Added the ability to set properties in the SparkConf or Hadoop Configuration of a pipeline run.
One possibility is to add another section to the config for spark properties.
Like other things in the configuration, these settings would be constant and can never change. This would avoid the spark streaming checkpointing issue where the conf is frozen after the first run.
Any approach involving runtime arguments would not work for realtime pipelines due to the fact that Spark serializes the config.
It doesn't matter whether the properties comes from runtime arguments or pipeline configs because at the end Spark Streaming checkpoint (serialize) the DStream states, which contains the configurations, right?
'would not work' was probably the wrong phrase.

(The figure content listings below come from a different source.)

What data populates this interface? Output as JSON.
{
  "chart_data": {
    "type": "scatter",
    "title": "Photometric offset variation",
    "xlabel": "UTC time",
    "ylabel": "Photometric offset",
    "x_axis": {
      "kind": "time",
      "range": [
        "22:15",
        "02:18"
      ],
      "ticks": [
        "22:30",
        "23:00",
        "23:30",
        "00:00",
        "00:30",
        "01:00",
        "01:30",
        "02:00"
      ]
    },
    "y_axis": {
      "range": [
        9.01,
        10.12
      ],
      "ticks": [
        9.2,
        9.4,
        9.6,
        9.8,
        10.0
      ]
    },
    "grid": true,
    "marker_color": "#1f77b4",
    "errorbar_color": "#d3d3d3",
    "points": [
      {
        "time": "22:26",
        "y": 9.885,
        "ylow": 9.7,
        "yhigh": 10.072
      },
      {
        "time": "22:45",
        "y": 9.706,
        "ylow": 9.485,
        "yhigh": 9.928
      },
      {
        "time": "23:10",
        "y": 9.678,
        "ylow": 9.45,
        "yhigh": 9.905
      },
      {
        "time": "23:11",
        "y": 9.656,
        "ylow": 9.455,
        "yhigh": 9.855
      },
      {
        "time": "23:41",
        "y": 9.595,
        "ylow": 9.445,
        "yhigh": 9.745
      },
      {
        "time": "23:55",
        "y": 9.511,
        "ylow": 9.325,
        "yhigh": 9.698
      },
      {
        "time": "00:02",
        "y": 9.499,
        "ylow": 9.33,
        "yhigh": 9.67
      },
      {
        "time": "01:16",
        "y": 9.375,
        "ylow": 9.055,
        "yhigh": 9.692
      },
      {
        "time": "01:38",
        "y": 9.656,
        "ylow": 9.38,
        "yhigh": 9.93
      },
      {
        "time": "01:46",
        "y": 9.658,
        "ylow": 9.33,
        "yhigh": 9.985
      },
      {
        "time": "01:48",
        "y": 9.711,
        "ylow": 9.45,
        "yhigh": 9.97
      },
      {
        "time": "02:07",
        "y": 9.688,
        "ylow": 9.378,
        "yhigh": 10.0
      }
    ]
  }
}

It would 'work' for the very first run, but subsequent runs would ignore anything in the runtime args because the spark conf is serialized in the checkpoint. Therefore, it seems better to make it part of the app config, at least for now, since the config does not change between runs.
Seems like we should support two new capabilities. The first capability is to set engine specific properties at the pipeline level. This translates to settings in the SparkConf, or settings in the MapReduce Configuration, and would be used by advanced users who want to tweak the properties of their runs. To support this, I propose that we add a "properties" map to the app config:
Properties prefixed with 'system.spark' will be added to the SparkConf. Properties prefixed with 'system.mapreduce' will be added to the Hadoop Configuration.
The second capability is to allow plugins to set these engine specific properties. For example, the Kafka Streaming Source should be able to rate limit the number of records read per partition by setting the spark.streaming.kafka.maxRatePerPartition property. To support this, I propose we add a couple methods to PipelineConfigurer:
Each plugin will be able to access these at configure time. If multiple plugins set different values for the same key, pipeline creation will fail. This would also require creating an Engine enum in cdap-etl-api, and deprecating the one in cdap-etl-proto in favor of the one in api.